I want to begin this week with an idea, and I want everyone to seriously think about it.
It is a need Ellis County will have for at least the next decade.
Is anyone out there with money and passion (and a business to promote) interested in taking part in a weekly data center newsletter for Ellis County?
This week I’m trying to figure out how to incorporate all I have uncovered in just the last hour in my small word count with this column.
I have received many comments from readers, politicians, etc. who are excited I’m writing “The Good, the Bad and the Bandwidth” and offering great topics and questions.
Taking “The Good, the Bad and the Bandwidth” to the next level with information and steps in a newsletter to achieve goals does, find meetings, and more seems to be necessary.
Information is power!
So, with that housekeeping out of the way, I ran across some data center information this week stating the major concerns in Ellis County regarding the onslaught of these centers.
The strongest concerns are electricity demand, water consumption and specifically in Ellis County, there is a growing concern about land use and quality of life as more rural areas are converted into industrial development.
As I was reading as to why this area is becoming Data Center Central USA, I first learned Ellis County’s data center growth is not scattered.
In fact, it’s following a very predictable rule.
After learning this bit of knowledge, it became obvious that this entire building and construction buildout everywhere was likely in the planning stages for data centers a good while before Planning & Zoning, City Councils, Commissioners Court or others ever voted or realized the cart was put before the horse years ago.
The predictable data center location rule would be where highways, high-voltage power lines, and available land overlap, which is where data centers cluster.
In Ellis County, that overlap is strongest along the I-35E (current core), transmission corridors feeding DFW south and the expanding industrial zoning around Red Oak and Midlothian
To begin, the first question I was asking was with more than a dozen data center projects planned or operating in the county, how much new tax revenue will residents receive compared with the additional demands on power infrastructure, water resources, and rural land?
Local officials, utility providers, developers, and residents are increasingly debating this question, and some city councils (like in Red Oak recently) do not care what their residents want, but this issue as stated earlier begins way before it is voted on by the city council.
If residents in Ellis County feel like decisions are being made “over their heads,” remember there are practical options that can be used:
1. Use formal transparency tools because Texas has strong open records laws. You can file Public Information Act (PIA) requests for developer agreements, water/power contracts, zoning pre-applications, economic development incentive packages and these quickly reveal what has been negotiated versus assumed.

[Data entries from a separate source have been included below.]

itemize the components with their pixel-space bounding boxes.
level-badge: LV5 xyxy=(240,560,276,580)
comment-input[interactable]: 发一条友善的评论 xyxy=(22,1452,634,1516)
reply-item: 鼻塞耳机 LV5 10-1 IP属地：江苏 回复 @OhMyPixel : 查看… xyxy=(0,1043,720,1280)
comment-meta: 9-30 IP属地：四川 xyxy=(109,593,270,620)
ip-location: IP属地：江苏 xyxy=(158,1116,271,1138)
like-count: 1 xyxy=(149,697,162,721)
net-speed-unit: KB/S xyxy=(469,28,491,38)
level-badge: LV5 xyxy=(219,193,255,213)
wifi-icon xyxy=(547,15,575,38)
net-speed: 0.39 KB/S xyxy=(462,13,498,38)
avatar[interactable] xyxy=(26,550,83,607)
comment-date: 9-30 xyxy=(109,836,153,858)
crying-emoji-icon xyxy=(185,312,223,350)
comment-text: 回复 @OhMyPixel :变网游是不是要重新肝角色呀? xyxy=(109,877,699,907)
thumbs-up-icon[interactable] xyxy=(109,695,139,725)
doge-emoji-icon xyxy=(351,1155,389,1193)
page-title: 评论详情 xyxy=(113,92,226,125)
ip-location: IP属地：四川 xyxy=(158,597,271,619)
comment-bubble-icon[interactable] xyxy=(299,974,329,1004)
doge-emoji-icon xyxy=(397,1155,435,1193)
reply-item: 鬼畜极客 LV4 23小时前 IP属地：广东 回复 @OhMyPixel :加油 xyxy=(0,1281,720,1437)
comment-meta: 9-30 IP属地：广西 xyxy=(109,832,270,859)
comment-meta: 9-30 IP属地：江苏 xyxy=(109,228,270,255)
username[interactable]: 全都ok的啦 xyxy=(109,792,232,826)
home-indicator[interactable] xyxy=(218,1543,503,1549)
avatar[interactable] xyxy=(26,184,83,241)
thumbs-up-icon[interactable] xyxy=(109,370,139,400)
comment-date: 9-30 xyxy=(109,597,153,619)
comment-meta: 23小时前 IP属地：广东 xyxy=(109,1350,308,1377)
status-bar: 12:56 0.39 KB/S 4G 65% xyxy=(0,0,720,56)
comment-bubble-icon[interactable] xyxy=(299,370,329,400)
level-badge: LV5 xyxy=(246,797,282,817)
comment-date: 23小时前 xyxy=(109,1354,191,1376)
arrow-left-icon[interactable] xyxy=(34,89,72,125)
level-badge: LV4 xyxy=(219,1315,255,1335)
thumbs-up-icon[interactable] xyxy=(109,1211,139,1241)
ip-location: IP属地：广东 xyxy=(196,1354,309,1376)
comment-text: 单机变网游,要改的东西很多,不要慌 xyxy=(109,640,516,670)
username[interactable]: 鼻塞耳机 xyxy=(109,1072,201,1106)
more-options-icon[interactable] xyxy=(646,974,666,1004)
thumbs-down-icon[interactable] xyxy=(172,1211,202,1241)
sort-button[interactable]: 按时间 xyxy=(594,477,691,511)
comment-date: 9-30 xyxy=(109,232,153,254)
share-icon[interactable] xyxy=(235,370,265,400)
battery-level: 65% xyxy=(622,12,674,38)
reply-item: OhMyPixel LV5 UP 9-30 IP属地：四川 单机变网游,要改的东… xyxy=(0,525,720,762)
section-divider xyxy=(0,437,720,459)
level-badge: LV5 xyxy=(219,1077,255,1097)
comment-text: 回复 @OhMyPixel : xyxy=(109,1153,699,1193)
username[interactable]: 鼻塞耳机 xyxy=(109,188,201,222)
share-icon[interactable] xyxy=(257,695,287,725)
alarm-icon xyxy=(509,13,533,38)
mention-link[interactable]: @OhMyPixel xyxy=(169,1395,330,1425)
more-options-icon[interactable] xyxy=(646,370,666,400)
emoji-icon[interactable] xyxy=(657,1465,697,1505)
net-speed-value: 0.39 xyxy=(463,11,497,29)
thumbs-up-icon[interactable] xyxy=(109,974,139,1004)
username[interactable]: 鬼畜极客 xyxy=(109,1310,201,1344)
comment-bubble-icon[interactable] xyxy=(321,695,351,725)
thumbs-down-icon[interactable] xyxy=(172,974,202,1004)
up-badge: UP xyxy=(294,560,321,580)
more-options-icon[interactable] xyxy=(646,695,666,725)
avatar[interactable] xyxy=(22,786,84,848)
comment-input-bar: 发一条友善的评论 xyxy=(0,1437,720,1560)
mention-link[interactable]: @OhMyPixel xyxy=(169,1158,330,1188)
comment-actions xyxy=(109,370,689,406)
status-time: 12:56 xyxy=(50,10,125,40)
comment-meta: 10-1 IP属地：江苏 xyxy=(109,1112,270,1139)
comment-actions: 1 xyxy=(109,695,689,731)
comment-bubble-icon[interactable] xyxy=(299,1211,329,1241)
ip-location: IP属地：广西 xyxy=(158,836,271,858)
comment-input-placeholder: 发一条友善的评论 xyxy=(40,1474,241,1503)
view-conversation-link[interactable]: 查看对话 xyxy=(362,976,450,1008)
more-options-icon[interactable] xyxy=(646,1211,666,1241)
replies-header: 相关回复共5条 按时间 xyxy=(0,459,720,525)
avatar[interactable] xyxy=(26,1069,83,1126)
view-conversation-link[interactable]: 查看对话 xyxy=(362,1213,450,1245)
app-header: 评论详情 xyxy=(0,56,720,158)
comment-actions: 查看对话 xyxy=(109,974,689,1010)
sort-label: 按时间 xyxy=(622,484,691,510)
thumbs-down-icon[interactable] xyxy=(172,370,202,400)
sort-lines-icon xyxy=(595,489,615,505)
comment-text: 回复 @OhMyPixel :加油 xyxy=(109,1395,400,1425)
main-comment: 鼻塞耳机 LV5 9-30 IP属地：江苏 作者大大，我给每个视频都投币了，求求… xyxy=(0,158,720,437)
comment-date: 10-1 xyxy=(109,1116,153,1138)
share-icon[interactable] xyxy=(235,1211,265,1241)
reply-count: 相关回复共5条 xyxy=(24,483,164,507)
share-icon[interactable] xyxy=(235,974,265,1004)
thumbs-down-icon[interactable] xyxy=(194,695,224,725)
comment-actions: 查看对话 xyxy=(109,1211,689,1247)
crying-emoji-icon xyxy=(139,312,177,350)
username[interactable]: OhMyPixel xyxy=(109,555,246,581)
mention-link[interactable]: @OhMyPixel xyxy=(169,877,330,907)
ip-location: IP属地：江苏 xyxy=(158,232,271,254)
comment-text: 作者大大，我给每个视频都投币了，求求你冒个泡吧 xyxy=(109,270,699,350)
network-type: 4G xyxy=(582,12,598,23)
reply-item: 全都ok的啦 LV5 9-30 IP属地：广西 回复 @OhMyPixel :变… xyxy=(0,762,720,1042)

2. Show up to city meetings in addition to the city council. The most influence happens before votes in Planning & Zoning Commission meetings, Economic Development Corporation meetings, Utility board/infrastructure committees, when an item reaches council for a vote, it is often already structured.
3. Organize around specific “decision choke points.” So instead of broad opposition, focus on rezoning applications, utility capacity approvals, tax abatement agreements, and annexation requests. This is where decisions can still be modified or delayed.
4. Increase turnout and targeted testimony at city council meetings. Regular attendance will make an impact speaking on water usage, traffic, taxes, and usage data.
5. Engage county-level government and if the politicians do not want to help, vote them out. In places like Ellis County, major infrastructure issues (water, roads, permitting) often sit at the county level, not just city level. You can also attend county commissioner’s court; request agenda items be added and contact precinct commissioners directly.
6. Keep strategic documentation. Timelines of approvals, comparisons of promised versus actual tax revenue, infrastructure strain estimates (water, schools, power load) – because sometimes changes need state-level attention.
7. Legal/structural checks. If there is evidence of procedural violations, file Open Meetings Act complaints (Texas Attorney General), ethics complaints (conflict of interest issues), and audit requests via state oversight channels.
Even when residents feel “ignored,” councils do respond to being voted out and will be concerned if turnout persists over multiple meetings, there are legal pressures (records, procedure, compliance), and there is an economic argument that shows costs outweigh incentives.